- cez
- Nov 26, 2023
Fleeting moments with amazing people. Smelling the sunscreen in the air. The saltiness of the ocean. Night swims and cuddles after dark in the pool. What a week.
I finally went on my first tropical trip this past week. I had been to "tropical" places before, but never to the typical North-American all-inclusive trip that everyone and their mother goes to growing up. I must say, I always felt a bit isolated growing up because all of my friends went on spring break trips, all-inclusives with their families and I, mostly stayed home. My family could never really afford all of that so I felt like I always missed out on opportunities of that kind. We were new immigrants and money was always tight in our early years in the country.
I remember back in like 2015 or something, my first ever boyfriend wanted to go to a tropical place and was trying to get all of our friends to go. I still was stupid broke and remember when I saw the price of the place he wanted to go to, I wanted to hide under a table and cry cause it was way beyond anything I could afford back then. He offered to pay for me but I simply could not come to terms with that. I didn't want a handout, I just wanted to be able to afford it myself.
As you all know now, I do travel a fair bit these days. I guess I am making up for lost time. And so, earlier this past summer, I finally booked my first tropical all-inclusive. To some extent, I knew what to expect having heard stories over the years from friends who have gone. Nothing really could have prepared me for the week I was about to have.
My sole intention for the trip was to catch some rays, get a bomb tan and most importantly, have some time to relax and spend time with my sisters who I don't see enough as it is given that we live in different cities. All of my other trips this year have been super go-go-go, so this, was finally my chance to really soak in some relaxation and do nothing other than eat, drink, sleep and be a mermaid.
While I did all of the above, I also had the fortune of meeting some awesome people that elevated the experience and brought the party to me. The nights that I thought I'd go to bed early, I was woken up by calls that asked for my presence at the midnight swim. The days where I thought I'd simply be a mermaid in the sun, I ended up doing body shots and sang "Sweet Caroline" at the top of my lungs.
What stood out to me though, was a very simple moment one of the days. I was walking with my sisters towards the pool and I randomly got a whiff of someone's sunscreen in the air. I had one of those out-of-body moments where for a split second, I took it all in for just how amazing it is to smell sunscreen in the burning sun, hear the waves hit the shore in the distance, and walk around in your bikini in search for some jerk chicken. I know it sounds so silly cause it was literally like a ten-second long thing, but it felt so nice to just be there and take that in.

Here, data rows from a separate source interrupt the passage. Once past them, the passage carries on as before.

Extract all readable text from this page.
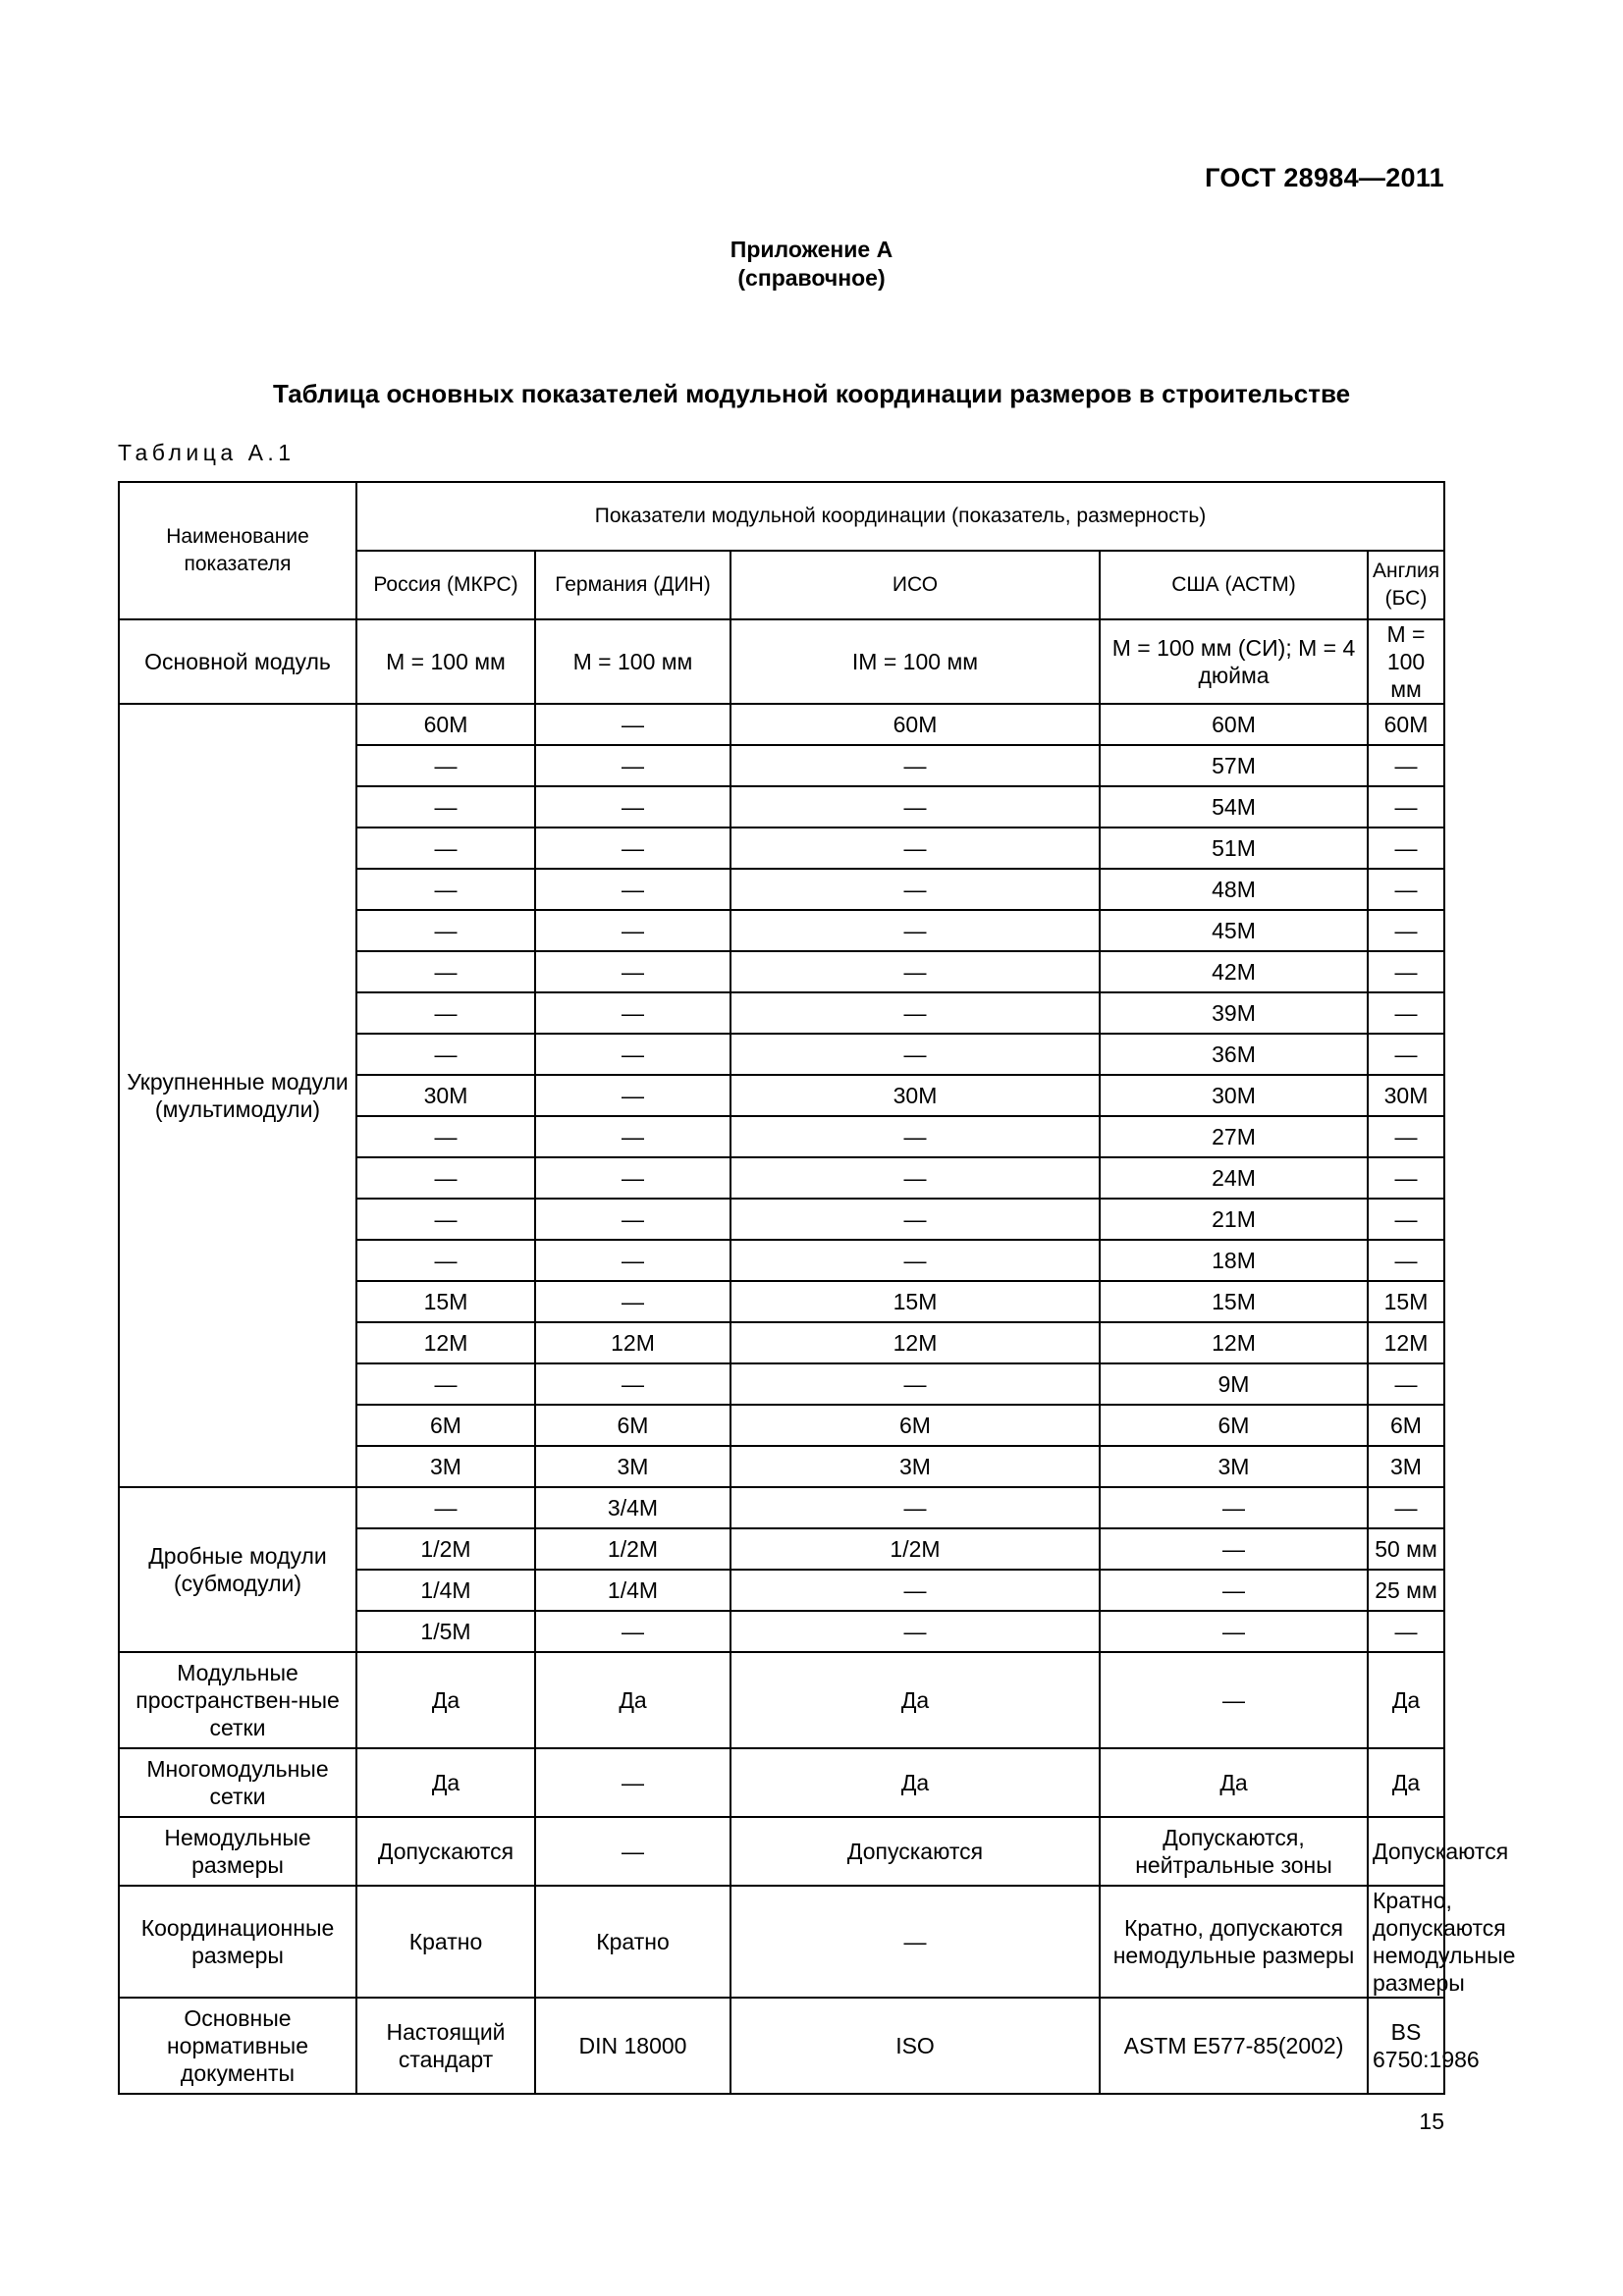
ГОСТ 28984—2011
Приложение А
(справочное)
Таблица основных показателей модульной координации размеров в строительстве
Таблица А.1
Наименование показателя	Показатели модульной координации (показатель, размерность)				
	Россия (МКРС)	Германия (ДИН)	ИСО	США (АСТМ)	Англия (БС)
Основной модуль	М = 100 мм	М = 100 мм	IМ = 100 мм	М = 100 мм (СИ); М = 4 дюйма	М = 100 мм
Укрупненные модули (мультимодули)	60М	—	60М	60М	60М
	—	—	—	57М	—
	—	—	—	54М	—
	—	—	—	51М	—
	—	—	—	48М	—
	—	—	—	45М	—
	—	—	—	42М	—
	—	—	—	39М	—
	—	—	—	36М	—
	30М	—	30М	30М	30М
	—	—	—	27М	—
	—	—	—	24М	—
	—	—	—	21М	—
	—	—	—	18М	—
	15М	—	15М	15М	15М
	12М	12М	12М	12М	12М
	—	—	—	9М	—
	6М	6М	6М	6М	6М
	3М	3М	3М	3М	3М
Дробные модули (субмодули)	—	3/4М	—	—	—
	1/2М	1/2М	1/2М	—	50 мм
	1/4М	1/4М	—	—	25 мм
	1/5М	—	—	—	—
Модульные пространствен-ные сетки	Да	Да	Да	—	Да
Многомодульные сетки	Да	—	Да	Да	Да
Немодульные размеры	Допускаются	—	Допускаются	Допускаются, нейтральные зоны	Допускаются
Координационные размеры	Кратно	Кратно	—	Кратно, допускаются немодульные размеры	Кратно, допускаются немодульные размеры
Основные нормативные документы	Настоящий стандарт	DIN 18000	ISO	ASTM E577-85(2002)	BS 6750:1986
15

Another moment that stuck to me was on my second last night, I came down for the midnight swim and a group of about fifteen of us got together. There was music playing, people swimming, drinking and just having a great old time. I asked one of the guys to play mermaids with me (I was drunk). I am laughing as I'm writing this cause I literally just remembered that I straight up was trying to show this guy how good I was at being a mermaid so I did a summersault in the pool without even being asked to. I just know he questioned my whole ass sanity. Nonetheless, he joined in and gave me a piggyback ride through the pool and for the next god knows how long of time, we talked about so much. I told him about my book, about my writing, he told me about him, his work, his life. While I only remember bits and pieces, what I liked about all that was that it was cool to just have a conversation with nothing else at stake. We joined the group back up eventually, and parted ways at the end of the night without so much as exchanging any of our info. Sometimes, fleeting moments like that just mean so much more when followed up by absolutely nothing.
Last but not least, I met a group of girls as soon as I got on to the plane to the DR that were the absolute best. It's so refreshing how a few short days can create the best memories with people who just take you in and treat you as their own. The whole time we had people ask us how long we've been friends for and it was always such a shock when they found out it had only been a few days. I really couldn't be happier with the way things turned out.
As I write this with a total smile on my face, I am so happy to be home and to take on the last little bit of the year at home. I have been to 5 countries this year and honestly, I am so tired. With my next trip not until March 2024, I am so happy to be spending some time at home with those I love. I'm ready for the holly jolly holiday season, seeing my friends, family, and everything in between. I know you probably will expect some wild stories from me in the months to come, but honestly, I really hope it is just peace, quiet and boring in all the best ways.
With all my love, thanks for coming to yet another Cez talk xo.